Awards in London (and his offstage performance as well) was pathetic. Why? Because
his stellar success and unreasonable expectations of the world have made it
impossible for him to live a happy life and to perform to his potential. His
performance was nothing more than a photo op - he sang a few lines of "We are the
World" against a playback of the original recording. His greatest currency now is
not his talent, but his celebrity. As one reviewer said, he is more of a celebrity
now than an artist.
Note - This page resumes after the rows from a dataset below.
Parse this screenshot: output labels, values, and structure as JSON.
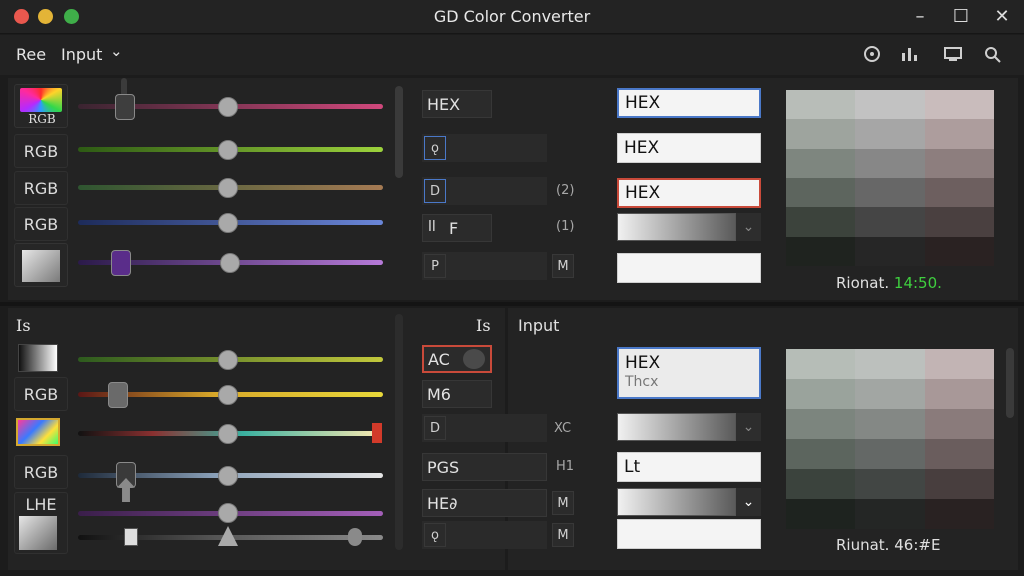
{
  "window": {
    "title": "GD Color Converter"
  },
  "menubar": {
    "item1": "Ree",
    "item2": "Input",
    "chevron": "⌄"
  },
  "toolbar_icons": [
    "palette-icon",
    "chart-icon",
    "monitor-icon",
    "search-icon"
  ],
  "top_left": {
    "rows": [
      "RGB",
      "RGB",
      "RGB",
      "RGB"
    ],
    "first_swatch_label": "RGB"
  },
  "top_mid": {
    "fields": [
      "HEX",
      "",
      "",
      "F",
      ""
    ],
    "icon_letters": [
      "",
      "ǫ",
      "D",
      "ll",
      "P"
    ],
    "pills": [
      "",
      "",
      "(2)",
      "(1)",
      "M"
    ]
  },
  "top_right": {
    "inputs": [
      "HEX",
      "HEX",
      "HEX"
    ],
    "caption_label": "Rionat.",
    "caption_value": "14:50.",
    "caption_value_color": "#3fcf3f"
  },
  "bottom": {
    "left_label": "Is",
    "mid_label": "Is",
    "right_label": "Input",
    "swatch_labels": [
      "",
      "RGB",
      "",
      "RGB",
      "LHE",
      ""
    ],
    "fields": [
      "AC",
      "M6",
      "D",
      "PGS",
      "HE∂",
      "ǫ"
    ],
    "pills": [
      "",
      "",
      "XC",
      "H1",
      "M",
      "M"
    ],
    "hex_box_line1": "HEX",
    "hex_box_line2": "Thcx",
    "text_input": "Lt",
    "caption_label": "Riunat.",
    "caption_value": "46:#E"
  },
  "colors": {
    "accent_blue": "#4a78c8",
    "accent_red": "#c94a3a",
    "caption_green": "#3fcf3f"
  }
}
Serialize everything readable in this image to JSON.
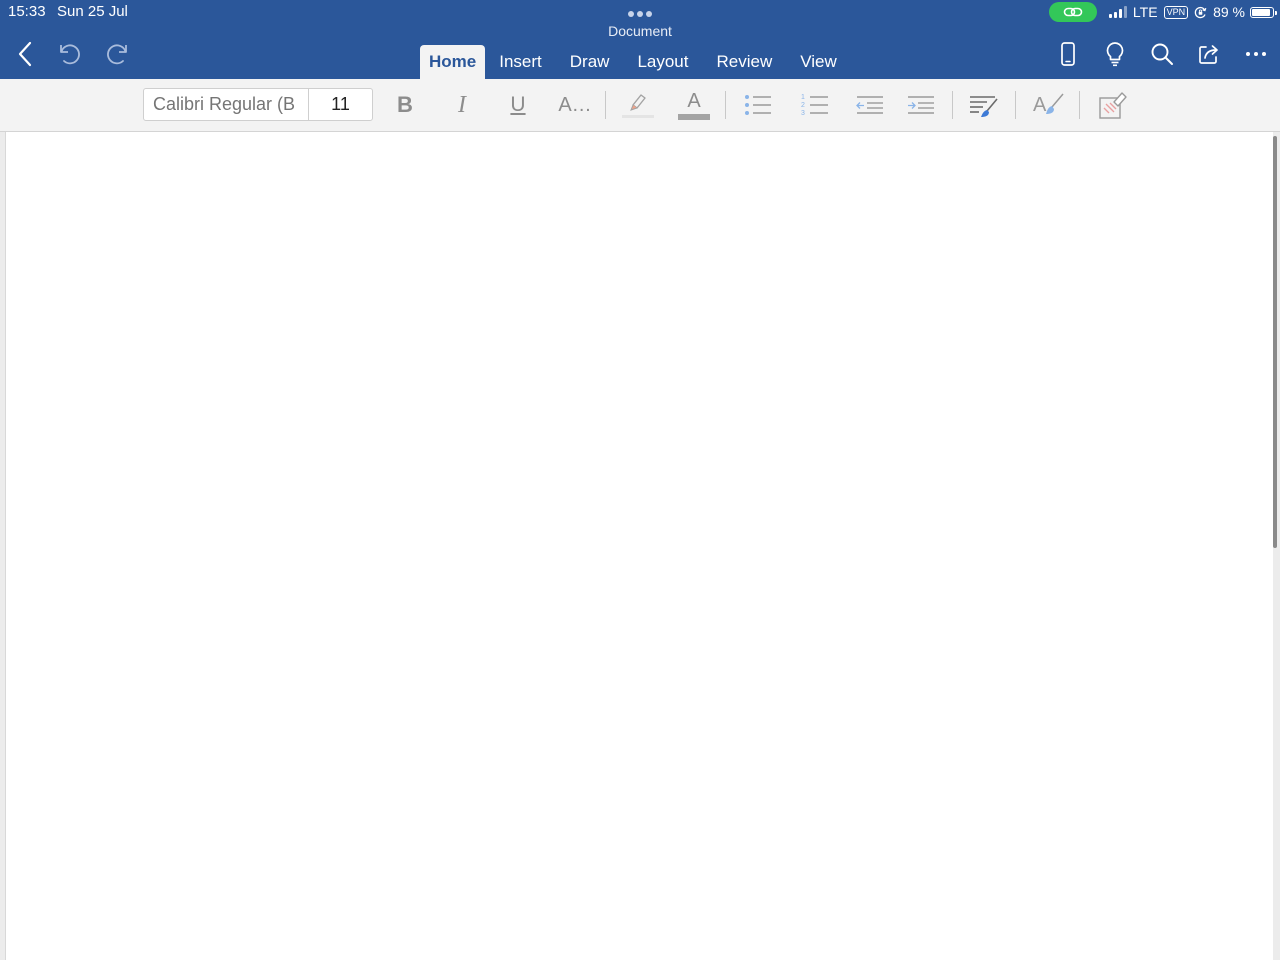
{
  "status_bar": {
    "time": "15:33",
    "date": "Sun 25 Jul",
    "network": "LTE",
    "vpn_label": "VPN",
    "battery_text": "89 %",
    "battery_level": 0.89,
    "hotspot_color": "#33c759"
  },
  "app": {
    "title": "Document",
    "accent_color": "#2b579a"
  },
  "nav": {
    "back_icon": "chevron-left-icon",
    "undo_icon": "undo-icon",
    "redo_icon": "redo-icon"
  },
  "tabs": [
    {
      "label": "Home",
      "active": true
    },
    {
      "label": "Insert",
      "active": false
    },
    {
      "label": "Draw",
      "active": false
    },
    {
      "label": "Layout",
      "active": false
    },
    {
      "label": "Review",
      "active": false
    },
    {
      "label": "View",
      "active": false
    }
  ],
  "header_icons": [
    "phone-icon",
    "lightbulb-icon",
    "search-icon",
    "share-icon",
    "more-icon"
  ],
  "ribbon": {
    "font_name_placeholder": "Calibri Regular (B",
    "font_size": "11",
    "bold_label": "B",
    "italic_label": "I",
    "underline_label": "U",
    "text_effects_label": "A…",
    "font_color_label": "A",
    "style_label": "A"
  }
}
When that happens, only bad things follow: the stage is set
for him to be used and discarded by hangers-on just as he has used and discarded
the long list of benefactors and business associates and plain old sugar daddies
he seduced with his fame: billionaire supermarket magnate Ron Burkle, Prince
Alwaleed, the Bahraini royal family, Chuck Sullivan, promoter of the Victory tour,
and scads of others. I felt sad when he seemed to need to prop himself up and
remind us of his achievements when he stopped by the Guiness Book of World Records
to have his picture taken with his world record certificates. (See! Look at all
the records I broke!) I was embarrassed for him when he dragged his three children
into yet another fury of publicity generated for no other reason than to make
himself feel better about his waning stature. He has lived for so long in a world
cut off from reality that he is incapable of living a fulfilling life. You can see
it in his appearance and his demeanor across the past 20 years - he becomes more
and more remote and less capable of sustaining any meaningful interaction with
others. The true superstars of the moment do not need meaningless "Diamond" awards
to validate their achievements. Michael Jackson is scarred by years of self-abuse
and abuse at the hands of others, his family, friends, and employees. So I feel
bad for him, but I also feel embarrassed for him and sad that his talent and
energy seems to have been overcome by celebrity so great that it became a black
hole, into which everything has been subsumed: his fortune, his family, his
artistry, his identity. If you look closely, you will see. And if not today, in a
few years, as the inevitable slide into desperate obscurity continues.